Convinced that the show would not be renewed, its creator wrapped up the first season with Sledge Hammer’s bungling effort to defuse a nuclear bomb. The bomb exploded in the final seconds of the last episode, obliterating the entire city and seemingly destroying any chance of bringing back the program the following year.
The surprise ending created a buzz for the show, however, and Season Two was green-lighted. The first episode of the second season began with these words superimposed on the screen: “Five years earlier.”
Asbestos attorneys may not have first and last names as amusingly apt as Sledge Hammer’s, but they do seem to share the loony lawman’s unrealistic expectations about being trusted.
As the Wall Street Journal noted earlier this week, “Asbestos trusts manage some $36 billion, which is an invitation to fraud. The plaintiffs bar files claims with many trusts on behalf of the same client -- arguing a different cause of asbestos disease with each claim. They can pull this off because trusts don’t share claims data with each other or with the courts, and the plaintiffs bar has pressured the trusts to keep claims confidential.”
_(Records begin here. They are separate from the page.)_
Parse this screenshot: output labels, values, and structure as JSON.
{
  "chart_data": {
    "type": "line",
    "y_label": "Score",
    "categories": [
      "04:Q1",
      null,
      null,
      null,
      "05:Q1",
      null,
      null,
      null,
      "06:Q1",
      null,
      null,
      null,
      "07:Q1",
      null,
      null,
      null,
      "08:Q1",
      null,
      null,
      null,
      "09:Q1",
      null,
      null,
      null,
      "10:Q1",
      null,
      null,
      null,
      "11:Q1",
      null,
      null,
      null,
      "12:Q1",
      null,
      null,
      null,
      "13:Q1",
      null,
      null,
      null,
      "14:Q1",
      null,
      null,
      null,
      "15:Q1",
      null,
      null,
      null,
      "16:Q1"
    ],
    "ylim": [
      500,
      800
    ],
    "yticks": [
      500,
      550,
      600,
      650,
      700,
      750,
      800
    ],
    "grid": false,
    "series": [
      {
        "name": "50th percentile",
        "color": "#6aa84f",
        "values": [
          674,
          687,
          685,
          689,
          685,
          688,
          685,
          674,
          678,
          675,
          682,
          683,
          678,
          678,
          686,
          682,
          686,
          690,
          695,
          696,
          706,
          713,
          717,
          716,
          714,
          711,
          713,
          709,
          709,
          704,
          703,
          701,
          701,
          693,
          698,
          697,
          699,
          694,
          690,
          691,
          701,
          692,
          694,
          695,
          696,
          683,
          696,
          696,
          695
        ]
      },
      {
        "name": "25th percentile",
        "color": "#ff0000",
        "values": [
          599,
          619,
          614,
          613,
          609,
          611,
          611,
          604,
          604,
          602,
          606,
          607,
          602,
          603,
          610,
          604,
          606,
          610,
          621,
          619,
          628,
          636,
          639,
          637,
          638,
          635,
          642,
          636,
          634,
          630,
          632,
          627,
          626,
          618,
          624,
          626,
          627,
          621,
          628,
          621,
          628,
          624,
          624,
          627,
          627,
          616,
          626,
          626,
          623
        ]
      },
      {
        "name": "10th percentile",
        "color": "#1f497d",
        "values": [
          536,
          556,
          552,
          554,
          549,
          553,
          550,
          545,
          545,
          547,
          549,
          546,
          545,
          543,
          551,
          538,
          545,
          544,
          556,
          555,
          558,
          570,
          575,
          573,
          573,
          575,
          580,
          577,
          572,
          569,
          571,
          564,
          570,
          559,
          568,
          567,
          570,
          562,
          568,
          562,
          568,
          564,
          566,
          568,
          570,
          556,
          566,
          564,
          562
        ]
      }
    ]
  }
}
The Furthering Asbestos Claim Transparency (Fact) Act passed by the House of Representatives this month is intended to protect the trusts from untrustworthy attorneys by requiring disclosure of claim information quarterly and compliance with information requests from asbestos litigators.
Needless to say, the bill does not appeal to CSX-scamming Pittsburgh attorney Robert Peirce and other prominent asbestos attorneys who prefer to operate in secrecy.
We’re confident they know what they’re doing, and that’s exactly why we don’t trust them.